Railway has been my default choice for hosting web applications since Heroku removed its free tier. The developer experience is similar to Heroku's because it supports Procfile, unlike other services that force you into Dockerfiles or proprietary configurations.
For most projects, I only need a web server, so web: [insert command to start server] in a Procfile is enough. But the one time I needed to run a worker process for background tasks, it didn't work.
I spent some time trying to figure out what I did wrong. Adding a command to a Procfile shouldn't be difficult. Then I checked their documentation to see if there was some platform-specific format I was missing.
There it was.
The workaround
For context, this is a Django application using Huey for background tasks. My server is Gunicorn (though uWSGI, Daphne, Waitress, Sanic, and Uvicorn would work too).

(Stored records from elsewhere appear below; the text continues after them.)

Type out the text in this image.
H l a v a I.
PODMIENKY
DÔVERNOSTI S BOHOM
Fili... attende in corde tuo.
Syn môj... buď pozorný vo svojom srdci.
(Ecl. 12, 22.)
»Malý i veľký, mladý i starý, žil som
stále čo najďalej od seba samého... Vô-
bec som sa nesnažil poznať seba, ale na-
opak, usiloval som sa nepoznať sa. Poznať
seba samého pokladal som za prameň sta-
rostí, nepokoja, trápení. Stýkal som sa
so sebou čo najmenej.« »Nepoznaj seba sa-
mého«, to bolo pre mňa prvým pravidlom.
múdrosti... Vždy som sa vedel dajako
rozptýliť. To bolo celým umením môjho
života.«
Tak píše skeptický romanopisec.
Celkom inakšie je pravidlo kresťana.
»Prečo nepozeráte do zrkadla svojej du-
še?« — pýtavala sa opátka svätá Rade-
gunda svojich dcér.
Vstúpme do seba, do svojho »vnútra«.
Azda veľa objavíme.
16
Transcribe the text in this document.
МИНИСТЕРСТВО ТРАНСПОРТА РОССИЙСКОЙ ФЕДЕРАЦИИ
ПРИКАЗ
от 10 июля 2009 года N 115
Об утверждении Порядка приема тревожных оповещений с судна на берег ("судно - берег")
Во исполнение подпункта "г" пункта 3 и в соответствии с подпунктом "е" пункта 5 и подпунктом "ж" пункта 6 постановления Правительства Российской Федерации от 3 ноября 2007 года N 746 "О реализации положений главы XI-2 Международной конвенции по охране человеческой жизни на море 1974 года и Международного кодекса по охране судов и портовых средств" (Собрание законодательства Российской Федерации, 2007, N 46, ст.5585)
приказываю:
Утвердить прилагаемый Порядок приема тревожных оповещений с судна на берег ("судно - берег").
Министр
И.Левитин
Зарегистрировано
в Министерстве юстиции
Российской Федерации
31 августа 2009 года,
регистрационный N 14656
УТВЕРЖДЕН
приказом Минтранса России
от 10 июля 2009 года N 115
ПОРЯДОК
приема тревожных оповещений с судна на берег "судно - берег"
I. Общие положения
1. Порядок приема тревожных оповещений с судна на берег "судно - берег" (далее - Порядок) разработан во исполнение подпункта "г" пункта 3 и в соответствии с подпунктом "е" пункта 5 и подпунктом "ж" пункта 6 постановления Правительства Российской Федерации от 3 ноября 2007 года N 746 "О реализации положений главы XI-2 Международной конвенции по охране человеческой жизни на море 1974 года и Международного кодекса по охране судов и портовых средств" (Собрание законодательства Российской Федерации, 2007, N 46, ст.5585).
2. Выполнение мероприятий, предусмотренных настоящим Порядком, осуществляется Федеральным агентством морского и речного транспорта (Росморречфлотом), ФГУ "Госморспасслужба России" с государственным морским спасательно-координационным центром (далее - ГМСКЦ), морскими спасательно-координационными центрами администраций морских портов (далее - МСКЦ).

How do I run both the server and Huey consumer simultaneously? A bash script, taking advantage of Gunicorn's daemon mode. Here's what it looks like:
#!/usr/bin/env sh
echo "Starting Gunicorn server..."
gunicorn path.to.wsgi --capture-output --log-level info --workers 4 --daemon
echo "Starting Huey consumer..."
python manage.py run_huey
The key here is the --daemon flag, which lets Gunicorn run in detached mode. This frees up the process to run the Huey consumer in the foreground.
Call this script entrypoint.sh. You can now use it in your Procfile:
web: sh entrypoint.sh
Tradeoffs
This works, but it's not ideal. Railway should support multiple process types natively instead of requiring this workaround.
Also, this approach increases memory usage. Running both processes in the same container means they share resources, and I've noticed higher memory consumption compared to running just the Django application. I suspect this is partly due to memory leaks from the Huey consumer, though I haven't confirmed it definitively.